A research team led by Professor Park Sang-Hyun of the department of robotics and mechatronics engineering (also in charge of the Artificial Intelligence major) at DGIST (President Kuk Yang) developed a weakly supervised deep learning model that can accurately show the presence and location of cancer in pathological images based only on data where the cancer is present.
Existing deep learning models needed to construct a dataset, in which the location of the cancer was accurately drawn, to specify the cancer site.
The deep learning model developed in this study improved efficiency and is expected to make significant contribution to the relevant research field.
Generally, it is necessary to accurately mark the location of the cancer site to solve the problems involved with zoning that indicates the location information of cancer, which takes a long time and therefore increased cost.
To solve this problem, the weakly supervised learning model that zones cancer sites with only rough data such as 'whether the cancer in the image is present or not' is under active study.
However, it would significantly deteriorate the performance if the existing weakly supervised learning model is applied to a huge pathological image dataset where the size of one image is as large as a few gigabytes.
To solve this problem, researchers attempted to improve performance by dividing the pathological image into patches, but the divided patches lose the correlation between the location information and each split data, which means that there is a limit to using all of the available information.
In response, Professor Park Sang-Hyun's research team discovered a technique of segmenting down to the cancer site solely based on the learned data indicating the presence of cancer by slide.
The team developed a pathological image compression technology that first teaches the network to effectively extract significant features from the patches through unsupervised contrastive learning and uses this to detect the main features while maintaining each location information to reduce the size of the image while maintaining the correlation between the patches.
Later, the team developed a model that can find the region that are highly likely to have cancer from the compressed pathology images by using a class activation map and zone all of the regions that are highly likely to have cancer from the entire pathology images using a pixel correlation module (PCM).

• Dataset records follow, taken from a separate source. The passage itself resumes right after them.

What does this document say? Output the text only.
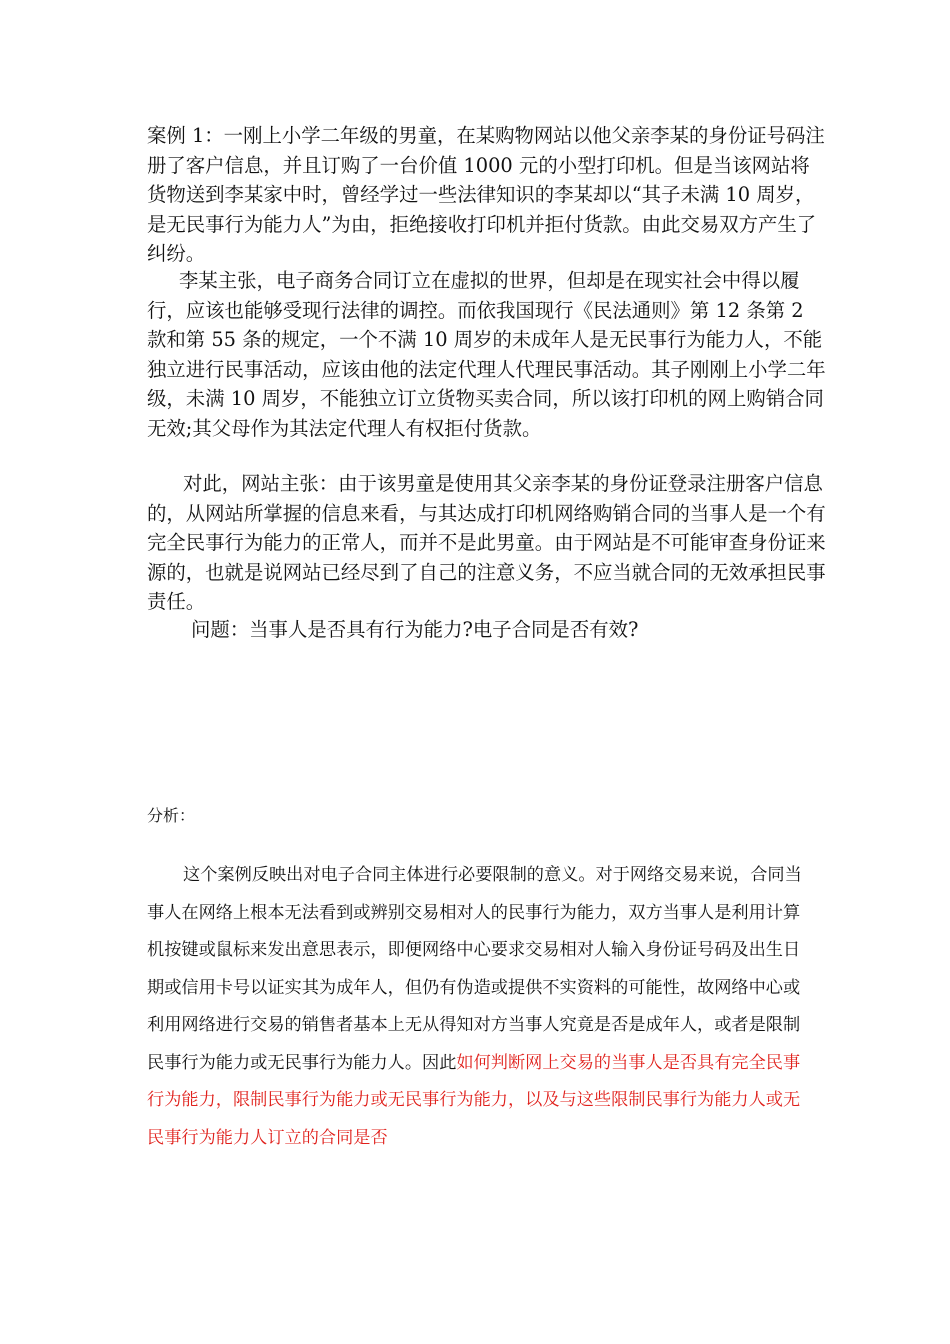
案例 1：一刚上小学二年级的男童，在某购物网站以他父亲李某的身份证号码注册了客户信息，并且订购了一台价值 1000 元的小型打印机。但是当该网站将货物送到李某家中时，曾经学过一些法律知识的李某却以“其子未满 10 周岁，是无民事行为能力人”为由，拒绝接收打印机并拒付货款。由此交易双方产生了纠纷。

李某主张，电子商务合同订立在虚拟的世界，但却是在现实社会中得以履行，应该也能够受现行法律的调控。而依我国现行《民法通则》第 12 条第 2 款和第 55 条的规定，一个不满 10 周岁的未成年人是无民事行为能力人，不能独立进行民事活动，应该由他的法定代理人代理民事活动。其子刚刚上小学二年级，未满 10 周岁，不能独立订立货物买卖合同，所以该打印机的网上购销合同无效;其父母作为其法定代理人有权拒付货款。

对此，网站主张：由于该男童是使用其父亲李某的身份证登录注册客户信息的，从网站所掌握的信息来看，与其达成打印机网络购销合同的当事人是一个有完全民事行为能力的正常人，而并不是此男童。由于网站是不可能审查身份证来源的，也就是说网站已经尽到了自己的注意义务，不应当就合同的无效承担民事责任。

问题：当事人是否具有行为能力?电子合同是否有效?

分析：

这个案例反映出对电子合同主体进行必要限制的意义。对于网络交易来说，合同当事人在网络上根本无法看到或辨别交易相对人的民事行为能力，双方当事人是利用计算机按键或鼠标来发出意思表示，即便网络中心要求交易相对人输入身份证号码及出生日期或信用卡号以证实其为成年人，但仍有伪造或提供不实资料的可能性，故网络中心或利用网络进行交易的销售者基本上无从得知对方当事人究竟是否是成年人，或者是限制民事行为能力或无民事行为能力人。因此如何判断网上交易的当事人是否具有完全民事行为能力，限制民事行为能力或无民事行为能力，以及与这些限制民事行为能力人或无民事行为能力人订立的合同是否
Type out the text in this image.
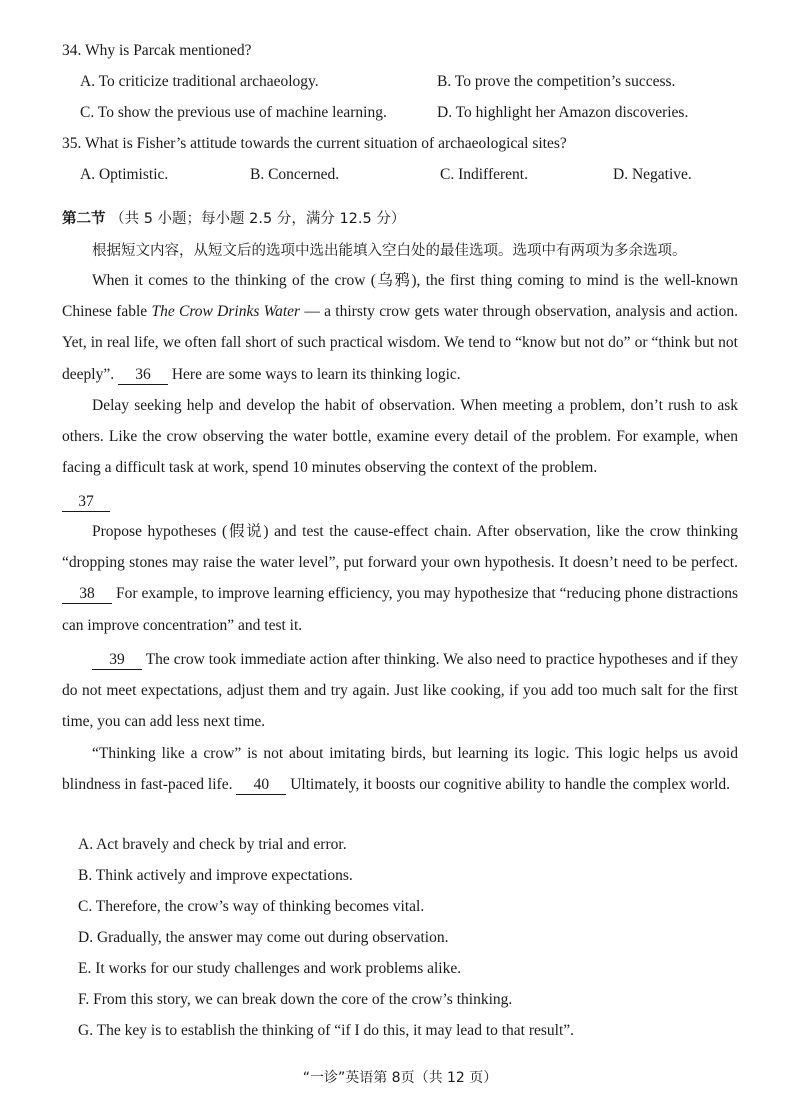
34. Why is Parcak mentioned?
A. To criticize traditional archaeology.	B. To prove the competition’s success.
C. To show the previous use of machine learning.	D. To highlight her Amazon discoveries.
35. What is Fisher’s attitude towards the current situation of archaeological sites?
A. Optimistic.	B. Concerned.	C. Indifferent.	D. Negative.
第二节 （共 5 小题；每小题 2.5 分，满分 12.5 分）
根据短文内容，从短文后的选项中选出能填入空白处的最佳选项。选项中有两项为多余选项。
When it comes to the thinking of the crow (乌鸦), the first thing coming to mind is the well-known Chinese fable The Crow Drinks Water — a thirsty crow gets water through observation, analysis and action. Yet, in real life, we often fall short of such practical wisdom. We tend to “know but not do” or “think but not deeply”. 36 Here are some ways to learn its thinking logic.
Delay seeking help and develop the habit of observation. When meeting a problem, don’t rush to ask others. Like the crow observing the water bottle, examine every detail of the problem. For example, when facing a difficult task at work, spend 10 minutes observing the context of the problem.
37
Propose hypotheses (假说) and test the cause-effect chain. After observation, like the crow thinking “dropping stones may raise the water level”, put forward your own hypothesis. It doesn’t need to be perfect. 38 For example, to improve learning efficiency, you may hypothesize that “reducing phone distractions can improve concentration” and test it.
39 The crow took immediate action after thinking. We also need to practice hypotheses and if they do not meet expectations, adjust them and try again. Just like cooking, if you add too much salt for the first time, you can add less next time.
“Thinking like a crow” is not about imitating birds, but learning its logic. This logic helps us avoid blindness in fast-paced life. 40 Ultimately, it boosts our cognitive ability to handle the complex world.
A. Act bravely and check by trial and error.
B. Think actively and improve expectations.
C. Therefore, the crow’s way of thinking becomes vital.
D. Gradually, the answer may come out during observation.
E. It works for our study challenges and work problems alike.
F. From this story, we can break down the core of the crow’s thinking.
G. The key is to establish the thinking of “if I do this, it may lead to that result”.
“一诊”英语第 8页（共 12 页）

The newly developed deep learning model showed a dice similarity coefficient (DSC) score of up to 81 - 84 only with the learning data with slide-level cancer labels in the cancer zoning problem.
It significantly exceeded the performance of previously proposed patch level methods or other weakly supervised learning techniques (DSC score: 20 - 70).
“The model developed through this study has greatly improved the performance of weakly supervised learning of pathological images, and it is expected to contribute to improving the efficiency of various studies requiring pathological image analysis,” said Professor Park Sang-Hyeon Park who added, “If we can improve the related technology further in the future, it will be possible to use it universally for various medical image zoning issues.”
Meanwhile, the results of this study were recognised for its excellence and were published in MediIA, (Medical Image Analysis Journal).